" You come, I'm just waiting for you." The words hammer these days in my mind, not because of her helplessness to see me next to her but because distance has distanced us enough to even let me go and hug my ailing mother and say consoling words of warmth to remove her insecurity where she thinks that every one would leave her because she is on bed, ailing and losing her memory, mixing words and moving in past and present to and fro.
Her deteriorated abstract thinking and disorientation to time and space has given her, her childhood stage back. The stage of seeking everyone's attention, obstinacy, weird communication and blabbering. Her all sacrifice as a wife, mother and even other relation has all lost its value. All that is important is her present state-Fearsome, insecure and chaotic. Is this what for we spend our life dedicating and committing to our family, profession and social circle?
She is lucky to have her kids tightly clung to her in spite of distance, professional demands and family requirements.

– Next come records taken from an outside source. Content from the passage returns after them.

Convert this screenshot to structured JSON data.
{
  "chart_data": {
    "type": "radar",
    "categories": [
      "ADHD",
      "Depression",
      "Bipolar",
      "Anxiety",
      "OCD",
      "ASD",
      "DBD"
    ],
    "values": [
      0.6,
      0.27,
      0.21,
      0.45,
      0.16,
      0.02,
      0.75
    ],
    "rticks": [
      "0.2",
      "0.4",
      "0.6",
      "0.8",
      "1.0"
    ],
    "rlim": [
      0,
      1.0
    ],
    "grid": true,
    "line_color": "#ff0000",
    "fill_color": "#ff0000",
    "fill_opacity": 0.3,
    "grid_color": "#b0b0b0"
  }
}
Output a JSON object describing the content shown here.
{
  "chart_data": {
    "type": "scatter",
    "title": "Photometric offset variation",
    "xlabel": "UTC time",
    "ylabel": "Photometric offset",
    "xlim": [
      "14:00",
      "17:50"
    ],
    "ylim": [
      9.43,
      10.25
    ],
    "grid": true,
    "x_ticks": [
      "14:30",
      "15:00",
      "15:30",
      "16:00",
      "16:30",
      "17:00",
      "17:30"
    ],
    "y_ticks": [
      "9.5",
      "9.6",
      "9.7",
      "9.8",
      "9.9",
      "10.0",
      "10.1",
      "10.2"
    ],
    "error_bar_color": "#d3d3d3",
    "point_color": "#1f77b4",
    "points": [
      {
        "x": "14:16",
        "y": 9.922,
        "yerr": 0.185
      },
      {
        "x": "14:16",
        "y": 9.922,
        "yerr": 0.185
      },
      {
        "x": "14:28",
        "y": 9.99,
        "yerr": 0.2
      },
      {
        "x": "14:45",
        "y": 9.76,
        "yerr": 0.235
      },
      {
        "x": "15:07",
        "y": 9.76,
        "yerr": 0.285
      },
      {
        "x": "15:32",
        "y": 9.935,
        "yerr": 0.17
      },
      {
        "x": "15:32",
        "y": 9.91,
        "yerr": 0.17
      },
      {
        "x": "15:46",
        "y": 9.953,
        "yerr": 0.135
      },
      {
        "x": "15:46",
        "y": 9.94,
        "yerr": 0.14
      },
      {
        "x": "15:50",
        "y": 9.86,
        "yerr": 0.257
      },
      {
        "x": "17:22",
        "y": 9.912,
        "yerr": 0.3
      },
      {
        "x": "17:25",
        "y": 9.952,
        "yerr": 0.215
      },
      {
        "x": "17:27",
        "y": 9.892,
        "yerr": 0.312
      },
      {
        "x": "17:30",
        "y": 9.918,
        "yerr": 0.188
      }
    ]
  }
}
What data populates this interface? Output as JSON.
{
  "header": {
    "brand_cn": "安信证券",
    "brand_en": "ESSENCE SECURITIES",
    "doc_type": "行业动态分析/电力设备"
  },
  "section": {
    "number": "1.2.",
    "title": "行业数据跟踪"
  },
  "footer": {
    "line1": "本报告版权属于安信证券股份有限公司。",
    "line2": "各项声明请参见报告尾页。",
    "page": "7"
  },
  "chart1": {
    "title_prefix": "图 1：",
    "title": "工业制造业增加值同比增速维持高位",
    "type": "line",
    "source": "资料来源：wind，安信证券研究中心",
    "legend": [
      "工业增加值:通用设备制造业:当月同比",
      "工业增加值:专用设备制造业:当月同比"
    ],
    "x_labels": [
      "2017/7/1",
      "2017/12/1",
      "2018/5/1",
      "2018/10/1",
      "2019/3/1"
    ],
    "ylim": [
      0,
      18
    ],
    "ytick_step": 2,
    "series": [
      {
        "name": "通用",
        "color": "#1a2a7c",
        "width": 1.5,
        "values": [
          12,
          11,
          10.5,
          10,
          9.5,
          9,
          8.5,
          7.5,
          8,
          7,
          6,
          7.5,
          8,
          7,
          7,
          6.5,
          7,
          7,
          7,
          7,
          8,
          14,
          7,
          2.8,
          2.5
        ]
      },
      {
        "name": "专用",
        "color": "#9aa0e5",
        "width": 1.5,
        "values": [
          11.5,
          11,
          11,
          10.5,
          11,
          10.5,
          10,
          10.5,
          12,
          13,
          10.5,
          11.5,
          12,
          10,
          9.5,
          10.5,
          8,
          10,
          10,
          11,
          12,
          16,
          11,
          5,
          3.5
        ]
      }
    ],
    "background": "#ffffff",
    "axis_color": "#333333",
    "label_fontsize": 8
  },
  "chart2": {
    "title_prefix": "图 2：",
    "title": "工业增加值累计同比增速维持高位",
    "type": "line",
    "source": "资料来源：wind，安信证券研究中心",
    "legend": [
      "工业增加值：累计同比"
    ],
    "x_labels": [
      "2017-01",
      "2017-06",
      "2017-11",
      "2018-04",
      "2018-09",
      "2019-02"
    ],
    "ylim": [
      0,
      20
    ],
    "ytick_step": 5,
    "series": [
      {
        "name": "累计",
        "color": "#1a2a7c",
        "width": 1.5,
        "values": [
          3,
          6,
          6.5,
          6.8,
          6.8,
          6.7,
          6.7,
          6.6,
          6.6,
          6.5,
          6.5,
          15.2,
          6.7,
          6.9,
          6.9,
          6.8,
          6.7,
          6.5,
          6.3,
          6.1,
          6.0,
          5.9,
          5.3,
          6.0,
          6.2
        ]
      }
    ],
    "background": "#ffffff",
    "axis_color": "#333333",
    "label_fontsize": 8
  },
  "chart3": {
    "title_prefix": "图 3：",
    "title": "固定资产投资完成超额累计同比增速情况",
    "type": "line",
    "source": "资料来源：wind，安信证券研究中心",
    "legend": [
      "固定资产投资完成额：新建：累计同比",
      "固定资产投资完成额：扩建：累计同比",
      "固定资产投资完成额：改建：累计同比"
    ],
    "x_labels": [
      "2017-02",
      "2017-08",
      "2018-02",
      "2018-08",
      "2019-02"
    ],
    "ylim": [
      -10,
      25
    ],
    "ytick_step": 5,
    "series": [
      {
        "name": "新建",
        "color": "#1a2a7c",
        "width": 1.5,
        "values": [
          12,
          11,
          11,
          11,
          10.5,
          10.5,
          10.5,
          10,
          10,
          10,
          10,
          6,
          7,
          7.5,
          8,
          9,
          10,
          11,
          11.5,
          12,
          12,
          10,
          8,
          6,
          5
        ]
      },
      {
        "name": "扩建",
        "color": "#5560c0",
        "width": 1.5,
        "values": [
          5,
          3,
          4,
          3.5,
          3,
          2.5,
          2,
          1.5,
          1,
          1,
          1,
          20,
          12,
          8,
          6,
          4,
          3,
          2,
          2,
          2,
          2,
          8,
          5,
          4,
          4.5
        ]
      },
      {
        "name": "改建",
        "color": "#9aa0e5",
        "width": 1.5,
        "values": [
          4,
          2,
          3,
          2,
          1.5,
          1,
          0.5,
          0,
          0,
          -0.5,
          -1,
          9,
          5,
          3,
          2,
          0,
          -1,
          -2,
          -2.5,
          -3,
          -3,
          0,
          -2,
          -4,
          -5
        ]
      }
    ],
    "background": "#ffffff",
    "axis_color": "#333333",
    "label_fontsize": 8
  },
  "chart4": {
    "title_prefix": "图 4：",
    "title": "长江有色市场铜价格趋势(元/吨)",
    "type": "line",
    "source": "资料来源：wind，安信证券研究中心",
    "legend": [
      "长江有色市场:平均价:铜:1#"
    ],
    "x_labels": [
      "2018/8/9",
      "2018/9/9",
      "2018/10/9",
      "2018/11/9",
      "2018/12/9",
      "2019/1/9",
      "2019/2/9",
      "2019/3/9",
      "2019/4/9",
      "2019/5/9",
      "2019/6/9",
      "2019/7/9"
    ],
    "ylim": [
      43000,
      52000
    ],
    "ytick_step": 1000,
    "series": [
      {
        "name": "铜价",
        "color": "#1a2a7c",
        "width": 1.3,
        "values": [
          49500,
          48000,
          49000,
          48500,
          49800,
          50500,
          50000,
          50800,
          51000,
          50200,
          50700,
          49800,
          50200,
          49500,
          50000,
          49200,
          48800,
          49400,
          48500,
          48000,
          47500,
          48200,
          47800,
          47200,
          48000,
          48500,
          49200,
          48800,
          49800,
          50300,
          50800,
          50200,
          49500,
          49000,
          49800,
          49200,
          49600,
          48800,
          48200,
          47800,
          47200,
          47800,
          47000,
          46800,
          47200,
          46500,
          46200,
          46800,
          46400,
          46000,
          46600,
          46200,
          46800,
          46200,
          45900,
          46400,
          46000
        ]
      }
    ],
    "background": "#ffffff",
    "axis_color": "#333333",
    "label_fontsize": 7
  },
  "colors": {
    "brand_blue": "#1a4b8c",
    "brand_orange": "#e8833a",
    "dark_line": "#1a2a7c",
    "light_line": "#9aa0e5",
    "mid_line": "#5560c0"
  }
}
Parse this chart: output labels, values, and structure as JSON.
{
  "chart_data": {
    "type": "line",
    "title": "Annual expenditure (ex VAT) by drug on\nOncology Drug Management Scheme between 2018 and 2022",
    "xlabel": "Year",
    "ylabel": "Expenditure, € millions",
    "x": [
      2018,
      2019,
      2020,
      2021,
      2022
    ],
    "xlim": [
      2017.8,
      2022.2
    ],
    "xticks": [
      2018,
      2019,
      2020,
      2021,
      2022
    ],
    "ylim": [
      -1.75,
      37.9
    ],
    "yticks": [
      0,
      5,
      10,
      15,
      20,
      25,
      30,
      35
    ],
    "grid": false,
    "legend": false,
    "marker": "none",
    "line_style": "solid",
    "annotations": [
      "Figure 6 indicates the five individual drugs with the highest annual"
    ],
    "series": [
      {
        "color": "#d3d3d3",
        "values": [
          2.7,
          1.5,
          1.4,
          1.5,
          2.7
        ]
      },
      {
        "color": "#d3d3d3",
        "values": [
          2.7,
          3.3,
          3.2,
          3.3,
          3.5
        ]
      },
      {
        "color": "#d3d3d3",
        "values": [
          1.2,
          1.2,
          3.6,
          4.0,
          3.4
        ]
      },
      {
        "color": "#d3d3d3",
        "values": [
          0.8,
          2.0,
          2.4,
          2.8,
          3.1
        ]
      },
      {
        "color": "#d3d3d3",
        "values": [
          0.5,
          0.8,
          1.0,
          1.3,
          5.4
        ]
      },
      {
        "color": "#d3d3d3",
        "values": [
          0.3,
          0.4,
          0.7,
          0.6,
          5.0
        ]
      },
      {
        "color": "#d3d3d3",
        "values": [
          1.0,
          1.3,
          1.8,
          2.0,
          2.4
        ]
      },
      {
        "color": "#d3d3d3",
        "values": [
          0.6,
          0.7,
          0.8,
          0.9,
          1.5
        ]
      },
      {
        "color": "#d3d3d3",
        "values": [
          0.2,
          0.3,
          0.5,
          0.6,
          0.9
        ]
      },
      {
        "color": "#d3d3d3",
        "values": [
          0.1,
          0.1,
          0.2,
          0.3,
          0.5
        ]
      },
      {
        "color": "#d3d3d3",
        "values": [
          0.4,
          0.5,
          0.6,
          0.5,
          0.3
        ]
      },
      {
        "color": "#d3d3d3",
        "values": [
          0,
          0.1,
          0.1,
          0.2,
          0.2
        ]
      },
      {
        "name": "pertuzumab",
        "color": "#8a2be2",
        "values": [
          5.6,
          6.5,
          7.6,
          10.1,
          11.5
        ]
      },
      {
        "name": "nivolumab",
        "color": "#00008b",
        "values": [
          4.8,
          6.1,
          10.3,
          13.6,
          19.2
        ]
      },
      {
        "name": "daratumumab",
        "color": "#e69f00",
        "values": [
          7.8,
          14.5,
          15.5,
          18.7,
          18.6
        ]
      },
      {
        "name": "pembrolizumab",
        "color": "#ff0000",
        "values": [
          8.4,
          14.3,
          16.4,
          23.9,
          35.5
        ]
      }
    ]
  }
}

Her one painful cry is immediately reacted to with soft words and at times with angry words just like with a small child any elder behaves on his in genuine demands or stubborn behavior. My heart cries to see my tree whose shade I am, withering and drying.
Ma who sacrificed all through her life to see her kids rise and grow from all point of views, still is sacrificing her desire to see her daughter staying miles and miles away and sacrificing her wish to walk to places, sacrificing her slumber over some unknown fear, her beauty for wrinkles, her sanity for ambiguity and her communication for faded and bygone unreachable memories. Alas! her luck for unlucky situation in which shes now...Dementia.
All around the globe there might be innumerable daughters and sons who might relate this situation as theirs. The pain is same. The tears are same-Saline and transparent, feelings are same-very abstruse and inexpiable, situation is same-clueless and out of reach to handle and yet very different in intensity and control. The very word " Ma" takes all pain away and wipes all tears and controls all uncontrollable and unreachable situations and feelings, even if she herself is declining in managing all these. That's the strength of the word "Ma" which shades us from this storm.
"Ma" is the complete cosmos in itself. "Ma" is the essence of our existence and survival." Ma" is one religion in all religions. " Ma" is one word of infinite words.
'Ma" is only love amongst all hate and " Ma" is the only creator among destroyers. Ma is just Ma-The creator of our little world.